The downturn has hit the venues hard. Plans for the Citrus Bowl are on hold, perhaps indefinitely. The performing arts center has been delayed as the city scrambles to find new funding. The arena is under construction and on schedule, but the tourist taxes the city is relying on to pay off that debt have fallen off a cliff.

Because of that, the city’s national bond rating was downgraded in May. Though the city has already received its cash from the arena bonds, and although its interest rates are locked, investors are worried about the city’s ability to meet its obligations. But the city still values a good bond rating; indeed, it needs one to eventually sell the bonds that would pay for the Dr. P. Phillips Orlando Performing Arts Center. According to University of Central Florida economist Sean Snaith, one of the many factors that go into municipal bond ratings is cash on hand.

Though the city has shuffled money from the reserves toward the venues before – as it did when it transferred $10 million from its risk management fund to a venues insurance fund last year – Sutton says the reserves cannot have anything to do with the venues.

“It doesn’t help us with the venues, because we’ve created a Chinese wall with the venues and all these funds,” Sutton says. The cash in the operations reserve helps with the general fund debt the city has acquired, but “it’s not correct to assume I’m saving that for the venues,” Sutton continues. “It’s not related.”

Union leaders don’t buy it. All of the major cash flows upon which the venues deal is based – tourist taxes, downtown property taxes and the eventual sale of the Centroplex – are hurting. The city’s financing plan calls for selling the Centroplex for $90 million; today, it’s doubtful that parcel could fetch anything approaching that price.

In short, a little extra cash might come in handy. Fairly or not, the juxtaposition of the venues and the layoffs gives the unions a strong public relations hand to play – that public safety is being sacrificed at the altar of Dyer’s venues dreams.
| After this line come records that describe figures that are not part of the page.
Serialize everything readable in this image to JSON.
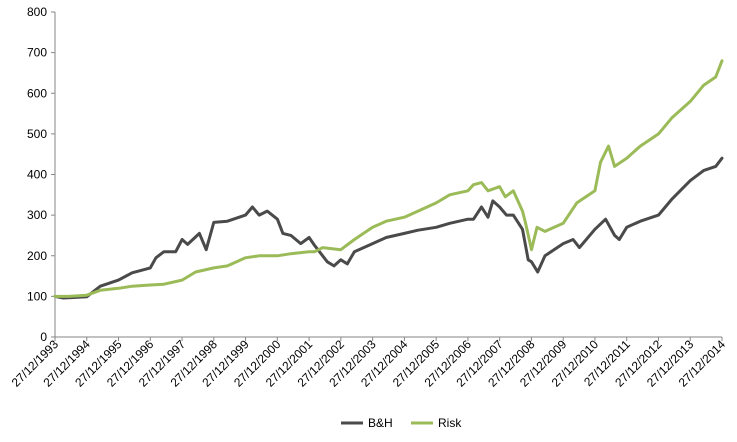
{
  "chart_data": {
    "type": "line",
    "title": "",
    "xlabel": "",
    "ylabel": "",
    "ylim": [
      0,
      800
    ],
    "y_ticks": [
      0,
      100,
      200,
      300,
      400,
      500,
      600,
      700,
      800
    ],
    "x_tick_labels": [
      "27/12/1993",
      "27/12/1994",
      "27/12/1995",
      "27/12/1996",
      "27/12/1997",
      "27/12/1998",
      "27/12/1999",
      "27/12/2000",
      "27/12/2001",
      "27/12/2002",
      "27/12/2003",
      "27/12/2004",
      "27/12/2005",
      "27/12/2006",
      "27/12/2007",
      "27/12/2008",
      "27/12/2009",
      "27/12/2010",
      "27/12/2011",
      "27/12/2012",
      "27/12/2013",
      "27/12/2014"
    ],
    "x_range": [
      "1993-12-27",
      "2014-12-27"
    ],
    "grid": false,
    "legend_position": "bottom",
    "series": [
      {
        "name": "B&H",
        "color": "#4a4a4a",
        "x": [
          "1993-12-27",
          "1994-04-01",
          "1994-07-01",
          "1994-12-27",
          "1995-06-01",
          "1995-12-27",
          "1996-06-01",
          "1996-12-27",
          "1997-03-01",
          "1997-06-01",
          "1997-10-15",
          "1997-12-27",
          "1998-03-01",
          "1998-07-15",
          "1998-10-01",
          "1998-12-27",
          "1999-06-01",
          "1999-12-27",
          "2000-03-15",
          "2000-06-01",
          "2000-09-01",
          "2000-12-27",
          "2001-03-01",
          "2001-06-01",
          "2001-09-21",
          "2001-12-27",
          "2002-03-01",
          "2002-07-24",
          "2002-10-09",
          "2002-12-27",
          "2003-03-11",
          "2003-06-01",
          "2003-12-27",
          "2004-06-01",
          "2004-12-27",
          "2005-06-01",
          "2005-12-27",
          "2006-06-01",
          "2006-12-27",
          "2007-03-01",
          "2007-06-01",
          "2007-08-15",
          "2007-10-09",
          "2007-12-27",
          "2008-03-15",
          "2008-06-01",
          "2008-09-15",
          "2008-11-20",
          "2008-12-27",
          "2009-03-09",
          "2009-06-01",
          "2009-12-27",
          "2010-04-20",
          "2010-07-01",
          "2010-12-27",
          "2011-04-29",
          "2011-08-10",
          "2011-10-03",
          "2011-12-27",
          "2012-06-01",
          "2012-12-27",
          "2013-06-01",
          "2013-12-27",
          "2014-06-01",
          "2014-10-15",
          "2014-12-27"
        ],
        "values": [
          100,
          96,
          97,
          99,
          125,
          140,
          158,
          170,
          195,
          210,
          210,
          240,
          228,
          255,
          215,
          282,
          285,
          300,
          320,
          300,
          310,
          290,
          255,
          250,
          230,
          245,
          225,
          185,
          175,
          190,
          180,
          210,
          230,
          245,
          255,
          263,
          270,
          280,
          290,
          290,
          320,
          295,
          335,
          320,
          300,
          300,
          265,
          190,
          185,
          160,
          200,
          230,
          240,
          220,
          265,
          290,
          250,
          240,
          270,
          285,
          300,
          340,
          385,
          410,
          420,
          440
        ]
      },
      {
        "name": "Risk",
        "color": "#9bbb59",
        "x": [
          "1993-12-27",
          "1994-06-01",
          "1994-12-27",
          "1995-06-01",
          "1995-12-27",
          "1996-06-01",
          "1996-12-27",
          "1997-06-01",
          "1997-12-27",
          "1998-06-01",
          "1998-12-27",
          "1999-06-01",
          "1999-12-27",
          "2000-06-01",
          "2000-12-27",
          "2001-06-01",
          "2001-12-27",
          "2002-03-01",
          "2002-06-01",
          "2002-12-27",
          "2003-06-01",
          "2003-12-27",
          "2004-06-01",
          "2004-12-27",
          "2005-06-01",
          "2005-12-27",
          "2006-06-01",
          "2006-12-27",
          "2007-03-01",
          "2007-06-01",
          "2007-08-15",
          "2007-12-27",
          "2008-03-01",
          "2008-06-01",
          "2008-09-15",
          "2008-10-20",
          "2008-12-27",
          "2009-03-01",
          "2009-06-01",
          "2009-12-27",
          "2010-06-01",
          "2010-12-27",
          "2011-03-01",
          "2011-06-01",
          "2011-08-10",
          "2011-12-27",
          "2012-06-01",
          "2012-12-27",
          "2013-06-01",
          "2013-12-27",
          "2014-06-01",
          "2014-10-15",
          "2014-12-27"
        ],
        "values": [
          100,
          100,
          103,
          115,
          120,
          125,
          128,
          130,
          140,
          160,
          170,
          175,
          195,
          200,
          200,
          205,
          210,
          210,
          220,
          215,
          240,
          270,
          285,
          295,
          310,
          330,
          350,
          360,
          375,
          380,
          360,
          370,
          345,
          360,
          310,
          280,
          215,
          270,
          260,
          280,
          330,
          360,
          430,
          470,
          420,
          440,
          470,
          500,
          540,
          580,
          620,
          640,
          680
        ]
      }
    ]
  }
}
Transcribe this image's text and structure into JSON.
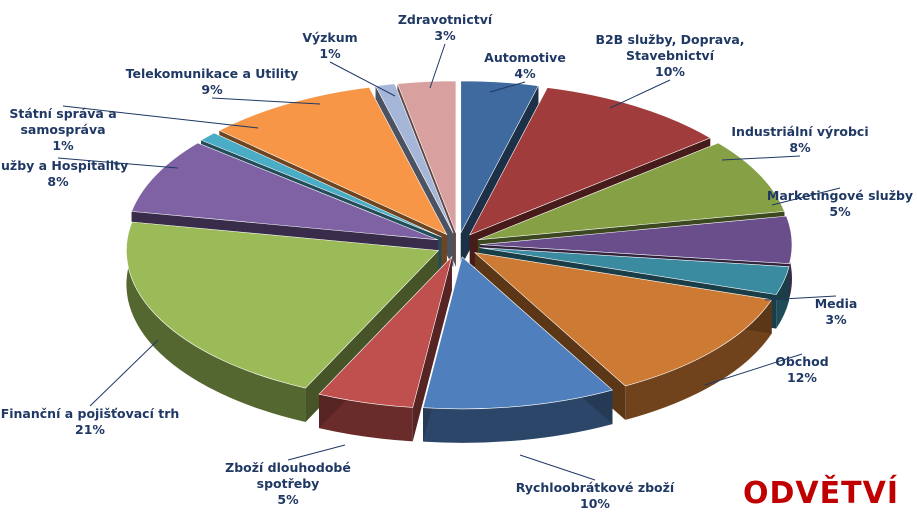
{
  "chart_data": {
    "type": "pie",
    "style": "3d-exploded",
    "title": "ODVĚTVÍ",
    "title_color": "#c00000",
    "label_color": "#1f3864",
    "slices": [
      {
        "label": "Automotive",
        "lines": [
          "Automotive"
        ],
        "pct": "4%",
        "value": 4,
        "color": "#3f6aa0"
      },
      {
        "label": "B2B služby, Doprava, Stavebnictví",
        "lines": [
          "B2B  služby,  Doprava,",
          "Stavebnictví"
        ],
        "pct": "10%",
        "value": 10,
        "color": "#a13c3c"
      },
      {
        "label": "Industriální výrobci",
        "lines": [
          "Industriální  výrobci"
        ],
        "pct": "8%",
        "value": 8,
        "color": "#86a046"
      },
      {
        "label": "Marketingové služby",
        "lines": [
          "Marketingové  služby"
        ],
        "pct": "5%",
        "value": 5,
        "color": "#6a4e8c"
      },
      {
        "label": "Media",
        "lines": [
          "Media"
        ],
        "pct": "3%",
        "value": 3,
        "color": "#3a8aa0"
      },
      {
        "label": "Obchod",
        "lines": [
          "Obchod"
        ],
        "pct": "12%",
        "value": 12,
        "color": "#cc7a34"
      },
      {
        "label": "Rychloobrátkové zboží",
        "lines": [
          "Rychloobrátkové  zboží"
        ],
        "pct": "10%",
        "value": 10,
        "color": "#4f80bd"
      },
      {
        "label": "Zboží dlouhodobé spotřeby",
        "lines": [
          "Zboží  dlouhodobé",
          "spotřeby"
        ],
        "pct": "5%",
        "value": 5,
        "color": "#c0504d"
      },
      {
        "label": "Finanční a pojišťovací trh",
        "lines": [
          "Finanční   a pojišťovací  trh"
        ],
        "pct": "21%",
        "value": 21,
        "color": "#9bbb59"
      },
      {
        "label": "Služby a Hospitality",
        "lines": [
          "Služby  a Hospitality"
        ],
        "pct": "8%",
        "value": 8,
        "color": "#7f62a4"
      },
      {
        "label": "Státní správa a samospráva",
        "lines": [
          "Státní  správa  a",
          "samospráva"
        ],
        "pct": "1%",
        "value": 1,
        "color": "#4bacc6"
      },
      {
        "label": "Telekomunikace a Utility",
        "lines": [
          "Telekomunikace   a Utility"
        ],
        "pct": "9%",
        "value": 9,
        "color": "#f79646"
      },
      {
        "label": "Výzkum",
        "lines": [
          "Výzkum"
        ],
        "pct": "1%",
        "value": 1,
        "color": "#a6b6d8"
      },
      {
        "label": "Zdravotnictví",
        "lines": [
          "Zdravotnictví"
        ],
        "pct": "3%",
        "value": 3,
        "color": "#d9a0a0"
      }
    ]
  }
}
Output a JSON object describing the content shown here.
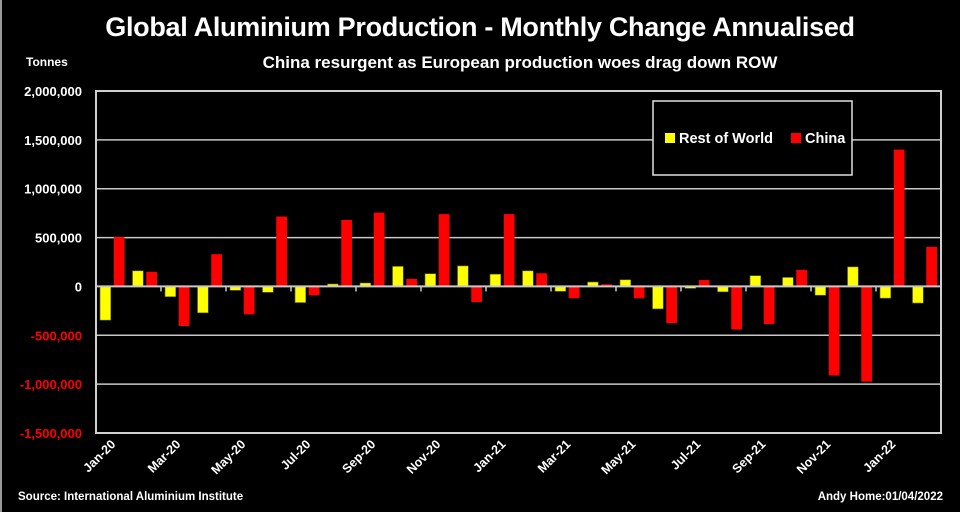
{
  "chart_data": {
    "type": "bar",
    "title": "Global Aluminium Production - Monthly Change Annualised",
    "subtitle": "China resurgent as European production woes drag down ROW",
    "xlabel": "",
    "ylabel": "Tonnes",
    "ylim": [
      -1500000,
      2000000
    ],
    "yticks": [
      2000000,
      1500000,
      1000000,
      500000,
      0,
      -500000,
      -1000000,
      -1500000
    ],
    "ytick_labels": [
      "2,000,000",
      "1,500,000",
      "1,000,000",
      "500,000",
      "0",
      "-500,000",
      "-1,000,000",
      "-1,500,000"
    ],
    "negative_tick_color": "#ff0000",
    "grid": true,
    "legend_position": "top-right",
    "categories": [
      "Jan-20",
      "Feb-20",
      "Mar-20",
      "Apr-20",
      "May-20",
      "Jun-20",
      "Jul-20",
      "Aug-20",
      "Sep-20",
      "Oct-20",
      "Nov-20",
      "Dec-20",
      "Jan-21",
      "Feb-21",
      "Mar-21",
      "Apr-21",
      "May-21",
      "Jun-21",
      "Jul-21",
      "Aug-21",
      "Sep-21",
      "Oct-21",
      "Nov-21",
      "Dec-21",
      "Jan-22",
      "Feb-22"
    ],
    "xtick_labels": [
      "Jan-20",
      "Mar-20",
      "May-20",
      "Jul-20",
      "Sep-20",
      "Nov-20",
      "Jan-21",
      "Mar-21",
      "May-21",
      "Jul-21",
      "Sep-21",
      "Nov-21",
      "Jan-22"
    ],
    "series": [
      {
        "name": "Rest of World",
        "color": "#ffff00",
        "values": [
          -345000,
          160000,
          -105000,
          -270000,
          -40000,
          -60000,
          -165000,
          25000,
          35000,
          205000,
          130000,
          210000,
          125000,
          160000,
          -50000,
          45000,
          68000,
          -230000,
          -20000,
          -55000,
          110000,
          92000,
          -90000,
          200000,
          -120000,
          -170000
        ]
      },
      {
        "name": "China",
        "color": "#ff0000",
        "values": [
          505000,
          150000,
          -405000,
          330000,
          -285000,
          715000,
          -90000,
          680000,
          755000,
          77000,
          740000,
          -160000,
          740000,
          135000,
          -120000,
          22000,
          -120000,
          -375000,
          65000,
          -440000,
          -385000,
          170000,
          -910000,
          -975000,
          1400000,
          405000
        ]
      }
    ]
  },
  "footer": {
    "source": "Source: International Aluminium Institute",
    "credit": "Andy Home:01/04/2022"
  }
}
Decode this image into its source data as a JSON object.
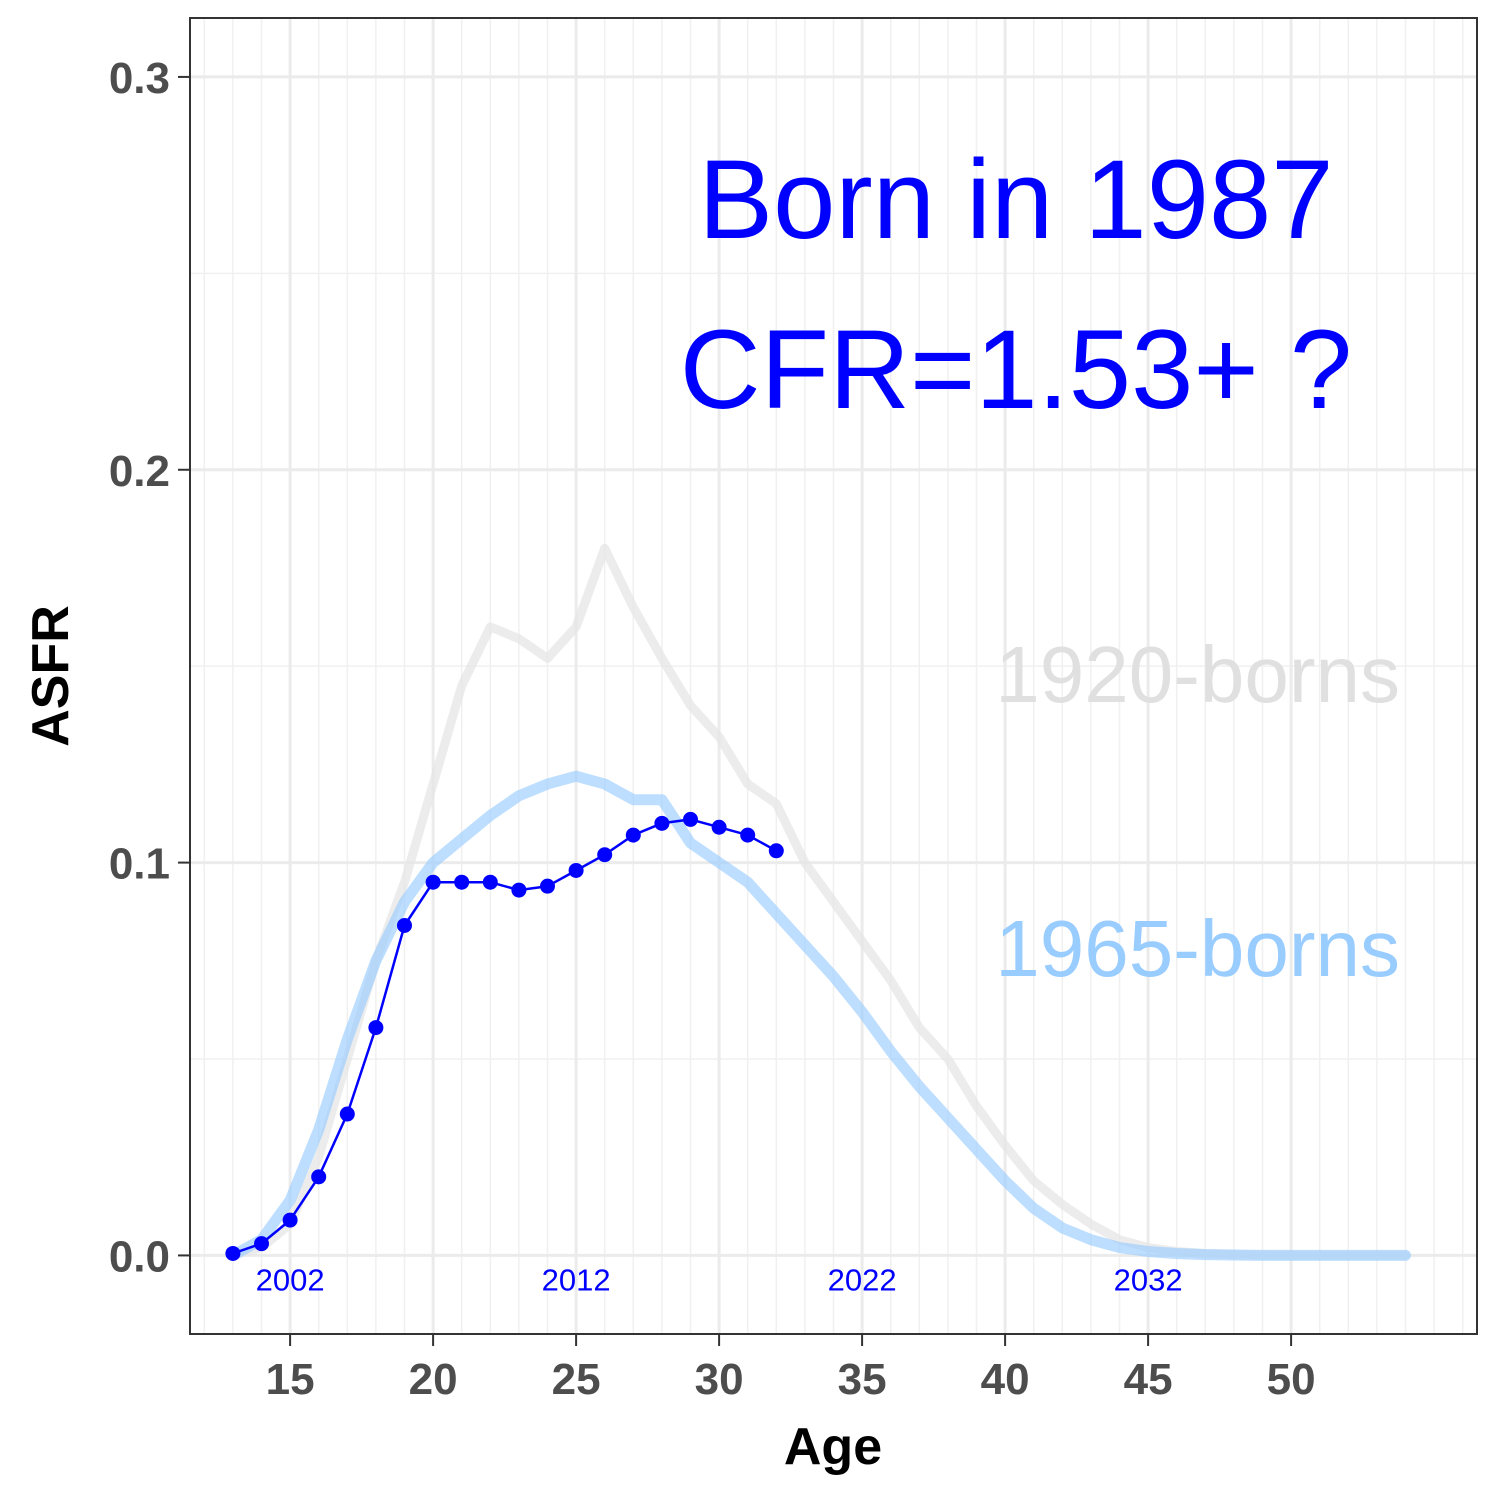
{
  "chart_data": {
    "type": "line",
    "xlabel": "Age",
    "ylabel": "ASFR",
    "xlim": [
      11.5,
      56.5
    ],
    "ylim": [
      -0.02,
      0.315
    ],
    "x_ticks": [
      15,
      20,
      25,
      30,
      35,
      40,
      45,
      50
    ],
    "x_tick_labels": [
      "15",
      "20",
      "25",
      "30",
      "35",
      "40",
      "45",
      "50"
    ],
    "y_ticks": [
      0.0,
      0.1,
      0.2,
      0.3
    ],
    "y_tick_labels": [
      "0.0",
      "0.1",
      "0.2",
      "0.3"
    ],
    "grid": true,
    "annotations": {
      "title_line1": "Born in 1987",
      "title_line2": "CFR=1.53+ ?",
      "year_labels": [
        {
          "x": 15,
          "text": "2002"
        },
        {
          "x": 25,
          "text": "2012"
        },
        {
          "x": 35,
          "text": "2022"
        },
        {
          "x": 45,
          "text": "2032"
        }
      ]
    },
    "series": [
      {
        "name": "1920-borns",
        "color": "#e6e6e6",
        "x": [
          13,
          14,
          15,
          16,
          17,
          18,
          19,
          20,
          21,
          22,
          23,
          24,
          25,
          26,
          27,
          28,
          29,
          30,
          31,
          32,
          33,
          34,
          35,
          36,
          37,
          38,
          39,
          40,
          41,
          42,
          43,
          44,
          45,
          46,
          47,
          48,
          49,
          50,
          51,
          52,
          53,
          54
        ],
        "values": [
          0.0,
          0.002,
          0.008,
          0.025,
          0.05,
          0.075,
          0.095,
          0.12,
          0.145,
          0.16,
          0.157,
          0.152,
          0.16,
          0.18,
          0.165,
          0.152,
          0.14,
          0.132,
          0.12,
          0.115,
          0.1,
          0.09,
          0.08,
          0.07,
          0.058,
          0.05,
          0.038,
          0.028,
          0.019,
          0.013,
          0.008,
          0.004,
          0.002,
          0.001,
          0.0005,
          0.0002,
          0.0001,
          0.0,
          0.0,
          0.0,
          0.0,
          0.0
        ]
      },
      {
        "name": "1965-borns",
        "color": "#99ccff",
        "x": [
          13,
          14,
          15,
          16,
          17,
          18,
          19,
          20,
          21,
          22,
          23,
          24,
          25,
          26,
          27,
          28,
          29,
          30,
          31,
          32,
          33,
          34,
          35,
          36,
          37,
          38,
          39,
          40,
          41,
          42,
          43,
          44,
          45,
          46,
          47,
          48,
          49,
          50,
          51,
          52,
          53,
          54
        ],
        "values": [
          0.0,
          0.004,
          0.014,
          0.032,
          0.055,
          0.075,
          0.09,
          0.1,
          0.106,
          0.112,
          0.117,
          0.12,
          0.122,
          0.12,
          0.116,
          0.116,
          0.105,
          0.1,
          0.095,
          0.087,
          0.079,
          0.071,
          0.062,
          0.052,
          0.043,
          0.035,
          0.027,
          0.019,
          0.012,
          0.007,
          0.004,
          0.002,
          0.001,
          0.0005,
          0.0002,
          0.0001,
          0.0,
          0.0,
          0.0,
          0.0,
          0.0,
          0.0
        ]
      },
      {
        "name": "1987",
        "color": "#0000ff",
        "x": [
          13,
          14,
          15,
          16,
          17,
          18,
          19,
          20,
          21,
          22,
          23,
          24,
          25,
          26,
          27,
          28,
          29,
          30,
          31,
          32
        ],
        "values": [
          0.0005,
          0.003,
          0.009,
          0.02,
          0.036,
          0.058,
          0.084,
          0.095,
          0.095,
          0.095,
          0.093,
          0.094,
          0.098,
          0.102,
          0.107,
          0.11,
          0.111,
          0.109,
          0.107,
          0.103
        ]
      }
    ]
  }
}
There’s nonetheless a policy debate to be had – and certainly, as the budget process plays out over the summer, we’ll have it: Orlando is, as Forbes recently noted, a dangerous city. There’s no way around the fact that eliminating 70 firefighting positions will hurt the fire department.

So is this the best time to slash public safety budgets? Are the city’s reserve funds that sacrosanct?

Policy is about priorities. If the venues taught us anything, it’s that when the Dyer wants something, he moves heaven and earth to get it. Consequently, despite the economic free-fall, the Orlando Magic’s new $450 million arena is going up just fine.

But when it comes to the budget, the city enacts restrictive policies and then says its hands are tied. That’s a choice: The money’s there, but the city chooses not to spend it.

Maybe that choice is prudent. But the unions have a legitimate case to make. In Clelland’s words, it’s this: “How do you have $105 million in the bank that can’t be used for emergencies?”